O que não te disseram sobre escapes quando te ensinaram sobre extrassístoles

Blue Stethoscope on electrocardiogram (ECG) chart paper. ECG hea

Como escapar da cilada de não identificar um escape no eletrocardiograma? E olha que é uma cilada mesmo, viu? Não é raro observarmos no dia a dia colegas confundindo batimentos de escape ventricular ou supraventricular, com extrassístoles. Mas vamos por partes, ok?

Primeiramente, já sabemos o que são extrassístoles: batimentos, na maioria das vezes, gerados por mecanismos de reentrada, fazendo com que um batimento de origem ventricular, atrial ou juncional apareça de repente no traçado. Em boa parte das vezes, esses batimentos aparecem atropelando o que seria o ritmo normal do coração, que tende a ser uma “marcha militar” – você concorda? -, com cada intervalo R-R variando bem pouco, até que de repente surge um batimento ‘’extra”.


Figura 1: Retomando o conceito de extrassístole. Neste caso, temos umas extrassístole ventricular, um batimento precoce com QRS com morfologia e duração diferentes dos batimentos normais.

 

Agora que relembramos este ponto importante, vamos aos batimentos de escape. Achou que ia escapar, né? Ok…ok…sem mais trocadilhos sobre escapes. O que ocorre é que, em alguns momentos do ciclo cardíaco, sobretudo em pacientes com algum grau de cardiopatias – como é o caso de coronariopatas -, o sistema elétrico do coração pode falhar na geração de algum batimento e alguém precisa assumir o comando.

Por exemplo, quando o nodo sinusal falha, o nodo atrioventricular pode vir ao resgate, gerando um batimento que mantém uma similaridade morfológica ao ritmo juncional, mas sem ondas P. Nesse caso, teremos um escape supraventricular (nascendo acima do feixe de His).


Figura 2: Cardiomiopatia isquêmica.

 


Figura 3: Batimento de escape juncional. Perceba o atraso ou a demora do segundo batimento em aparecer no traçado. O escape por natureza é um batimento tardio.

 

Os batimentos de escape juncional geralmente se originam na junção AV, em ritmos bradicárdicos, com FC menor que 50 bpm. Eles também são observados após episódios de bloqueios atrioventriculares.

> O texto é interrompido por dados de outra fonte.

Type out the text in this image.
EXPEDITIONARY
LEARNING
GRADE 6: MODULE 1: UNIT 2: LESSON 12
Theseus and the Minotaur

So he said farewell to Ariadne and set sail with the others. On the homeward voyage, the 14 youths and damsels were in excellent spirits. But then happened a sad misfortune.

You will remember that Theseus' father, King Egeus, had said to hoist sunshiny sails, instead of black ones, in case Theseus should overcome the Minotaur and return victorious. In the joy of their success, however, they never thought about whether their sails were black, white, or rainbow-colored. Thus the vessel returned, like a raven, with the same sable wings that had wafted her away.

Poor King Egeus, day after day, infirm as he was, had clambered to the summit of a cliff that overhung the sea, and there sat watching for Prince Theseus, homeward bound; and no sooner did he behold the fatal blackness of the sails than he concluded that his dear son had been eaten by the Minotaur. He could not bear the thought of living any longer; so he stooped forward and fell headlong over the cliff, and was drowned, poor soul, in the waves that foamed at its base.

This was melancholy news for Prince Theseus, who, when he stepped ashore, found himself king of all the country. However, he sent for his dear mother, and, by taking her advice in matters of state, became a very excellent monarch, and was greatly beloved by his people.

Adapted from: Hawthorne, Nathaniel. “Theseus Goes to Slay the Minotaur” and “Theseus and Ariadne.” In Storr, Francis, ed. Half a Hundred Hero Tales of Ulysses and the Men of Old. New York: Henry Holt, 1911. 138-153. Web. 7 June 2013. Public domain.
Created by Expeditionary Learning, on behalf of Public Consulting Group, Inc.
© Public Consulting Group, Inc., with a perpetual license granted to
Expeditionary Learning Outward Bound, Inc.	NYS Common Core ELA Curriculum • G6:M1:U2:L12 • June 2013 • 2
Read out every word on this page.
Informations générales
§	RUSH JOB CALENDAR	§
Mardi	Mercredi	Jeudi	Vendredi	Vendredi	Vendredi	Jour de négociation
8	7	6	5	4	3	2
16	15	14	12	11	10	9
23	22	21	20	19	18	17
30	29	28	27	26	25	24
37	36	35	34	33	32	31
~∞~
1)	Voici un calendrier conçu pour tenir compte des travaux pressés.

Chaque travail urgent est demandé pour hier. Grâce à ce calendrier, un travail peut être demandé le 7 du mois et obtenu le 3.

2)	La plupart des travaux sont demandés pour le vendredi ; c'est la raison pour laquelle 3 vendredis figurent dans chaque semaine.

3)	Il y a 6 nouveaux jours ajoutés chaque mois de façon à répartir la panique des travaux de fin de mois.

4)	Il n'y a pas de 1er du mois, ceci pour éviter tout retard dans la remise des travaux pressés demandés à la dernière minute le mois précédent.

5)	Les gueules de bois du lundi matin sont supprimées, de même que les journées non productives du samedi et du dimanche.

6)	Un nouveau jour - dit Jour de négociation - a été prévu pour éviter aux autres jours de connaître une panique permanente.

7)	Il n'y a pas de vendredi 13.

Uma das principais diferenças, portanto, que nos ajudam na hora de diferenciar extrassístoles de batimentos de escape, é justamente essa pausa que ocorre após o último batimento normal. Concorda que na figura acima, se após essa pausa, não viesse algum batimento de escape – nesse caso foi juncional (sem ondas P, logo não nascendo no tecido atrial ou nodo sinusal) -, entraríamos em assistolia? O termo “escape” faz juz ao fenômeno eletrofisiológico… Realmente, o coração escapa de entrar num ritmo de PCR.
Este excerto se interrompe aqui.